Monday, July 11, 2016

A Disciple Has A Face

Recently, I've been slowly reading through the Gospel of St. Mark.  The Sixth Chapter of St. Mark begins with Jesus being rejected. In the next breath, he sends out the Twelve and prepares them for rejection. Immediately after that, we hear that John the Baptist was executed by King Herod. Being rejected seems to be a common theme in this chapter!  And we should be hesitant to make such rejection sound too glorious or romantic.  John the Baptist was rotting in a dark cell and had his head chopped off. Suffering for the truth usually doesn't appear--at the time--to be a successful strategy.  It usually appears to be a total failure.  One need only look to Jesus' own example. When he was tossed out of his hometown, driven out of various villages, arrested, beaten, and ultimately crucified, nobody was thinking that Jesus was a success story.

There is a tension that exists in the Church today.  There are those who salivate at the thought of fighting with the predominant culture. Basically, they feel as though if they are offending everybody, then they are a good Christian. Unfortunately, like any group on the fringe, they often become the face of the Church. Their anger and self-righteousness often make it more difficult for the truth of the Gospel to be heard by others.

Unfortunately, an ecclesial response to this fringe group is to go in the absolute other direction. This is where the Church hides the light of the Gospel under a bushel basket.  Instead of joyfully proclaiming the full truth of the Gospel--including those aspects of the Gospel that touch upon sensitive, hot-button issues--the Church hides. To avoid being associated with those who are angry and self-righteous, many in the Church fall silent. They hear the noise of Herod's party--all the laughs and buffoonery--and decide that it would be a real downer to preach the truth. It's too late to do anything about it. Best just to keep quiet and go along with it. After all, do we really want to be known as the people who ruin a good party?  

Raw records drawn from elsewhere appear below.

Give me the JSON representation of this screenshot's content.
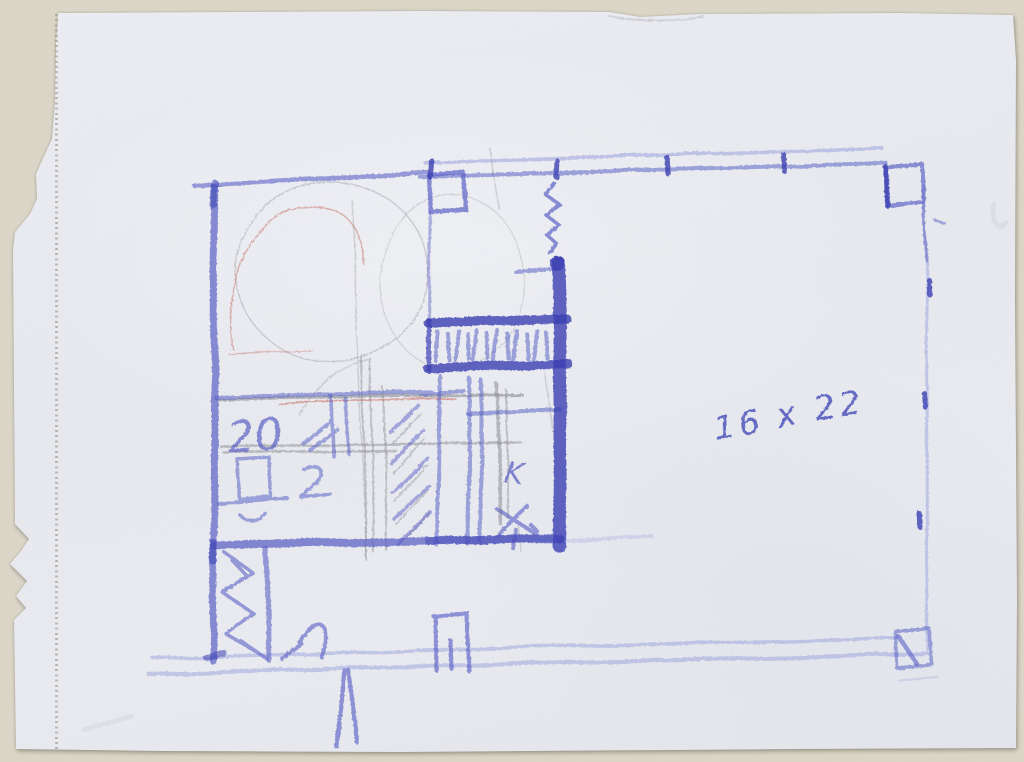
{
  "document": {
    "description": "Hand-drawn floor plan sketch in blue crayon and pencil on torn perforated notebook paper",
    "annotations": {
      "dimension_label": "16 x 22",
      "room_label": "K",
      "number_label": "20"
    },
    "colors": {
      "scan_background": "#dbd6c7",
      "paper": "#e7e9ef",
      "crayon_blue": "#5a60c4",
      "crayon_blue_dark": "#3b40b2",
      "crayon_blue_light": "#9aa0dc",
      "ink_blue": "#464cb8",
      "pencil_gray": "#8b8b90",
      "red_pencil": "#c9736c",
      "perforation": "#96917f"
    }
  }
}
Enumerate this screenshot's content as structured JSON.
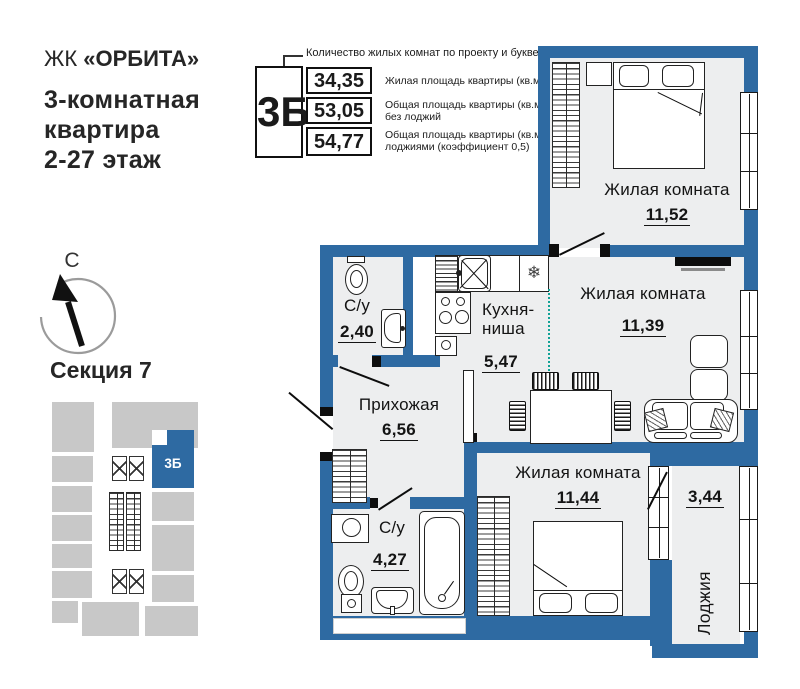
{
  "header": {
    "brand_prefix": "ЖК",
    "brand_name": "«ОРБИТА»",
    "line1": "3-комнатная",
    "line2": "квартира",
    "line3": "2-27 этаж"
  },
  "spec": {
    "callout": "Количество жилых комнат по проекту и буквенный код",
    "code": "3Б",
    "rows": [
      {
        "value": "34,35",
        "label": "Жилая площадь квартиры (кв.м)"
      },
      {
        "value": "53,05",
        "label": "Общая площадь квартиры (кв.м) без лоджий"
      },
      {
        "value": "54,77",
        "label": "Общая площадь квартиры (кв.м) с лоджиями (коэффициент 0,5)"
      }
    ]
  },
  "compass": {
    "north": "С"
  },
  "section": {
    "title": "Секция 7",
    "unit": "3Б"
  },
  "plan": {
    "rooms": {
      "r1152": {
        "name": "Жилая комната",
        "area": "11,52"
      },
      "r1139": {
        "name": "Жилая комната",
        "area": "11,39"
      },
      "kitchen": {
        "name": "Кухня-ниша",
        "area": "5,47"
      },
      "su1": {
        "name": "С/у",
        "area": "2,40"
      },
      "hall": {
        "name": "Прихожая",
        "area": "6,56"
      },
      "r1144": {
        "name": "Жилая комната",
        "area": "11,44"
      },
      "su2": {
        "name": "С/у",
        "area": "4,27"
      },
      "loggia": {
        "name": "Лоджия",
        "area": "3,44"
      }
    },
    "icons": {
      "vent": "❄"
    },
    "colors": {
      "wall": "#2e6aa2",
      "floor": "#edeeef",
      "section_block": "#c8c8c8",
      "divider": "#12a296"
    }
  }
}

The bushel basket often takes the form of a language that is so bureaucratic and obfuscated, that if the Gospel is actually contained within it, it is so well-hidden that nobody could ever locate it. It becomes the Gospel of subordinate clauses. Everyone was clear why John the Baptist was in prison. It wasn't ambiguous. The Gospel is not ambiguous. Even when the issues we face are complicated, the beauty of the Gospel is that it is light. It makes things clearer. It doesn't make things less comprehensible. 

Many in the Church think the only alternative to being vicious and harsh is to be silent or to speak in such an obfuscated manner that nobody will have any idea what you are saying. But, this is not the Christian method. Somehow, Jesus and his first disciples were able to speak clearly and with charity. They were able to speak about sin, marriage, adultery, anger, fornication, the poor, prostitutes, tax collectors, the sick, and so on, with clarity and with interior peace and joy.  Now, to be clear, this doesn't mean that it was always well-received. They suffered and died for what they preached. Following the Master, the disciples appeared to be total failures. This is what disciples do. They follow the Master. The Mystery of Christianity is that we follow Christ--in His apparent failure. We follow Him to the Cross. We actually claim that our only hope is in that Cross. We trust that we who follow Him to the Cross will also share in His Resurrection. 

We who are disciples of Christ are right to avoid being associated with the twisted and angry faces that are so often a caricature of the Christian. That is not the face of Christianity.  We, however, must not allow ourselves to become no face at all. We must avoid the trap of becoming a nebulous and ambiguous conglomeration of meaningless words.  We need to rediscover once again the beauty of the Gospel and allow it's light and its clarity to illuminate the world around us. Those who wear the face of anger and bitterness are not the face of the Church. But, those who wear the face of nothingness are also not the face of the Church. The face of the Church is the face of Jesus Christ. It is a face that speaks the truth in love. It is a face that was rejected and which is still rejected today. But, when we allow this face to become our face; when we allow ourselves to be faithful to Christ and His Gospel and to suffer rejection, it is then that the Gospel is most eloquently preached and most likely to be received. We must place our faith in the Gospel. It is light and this light enlightens and warms.

The true disciple has a face. It is the face of the Master.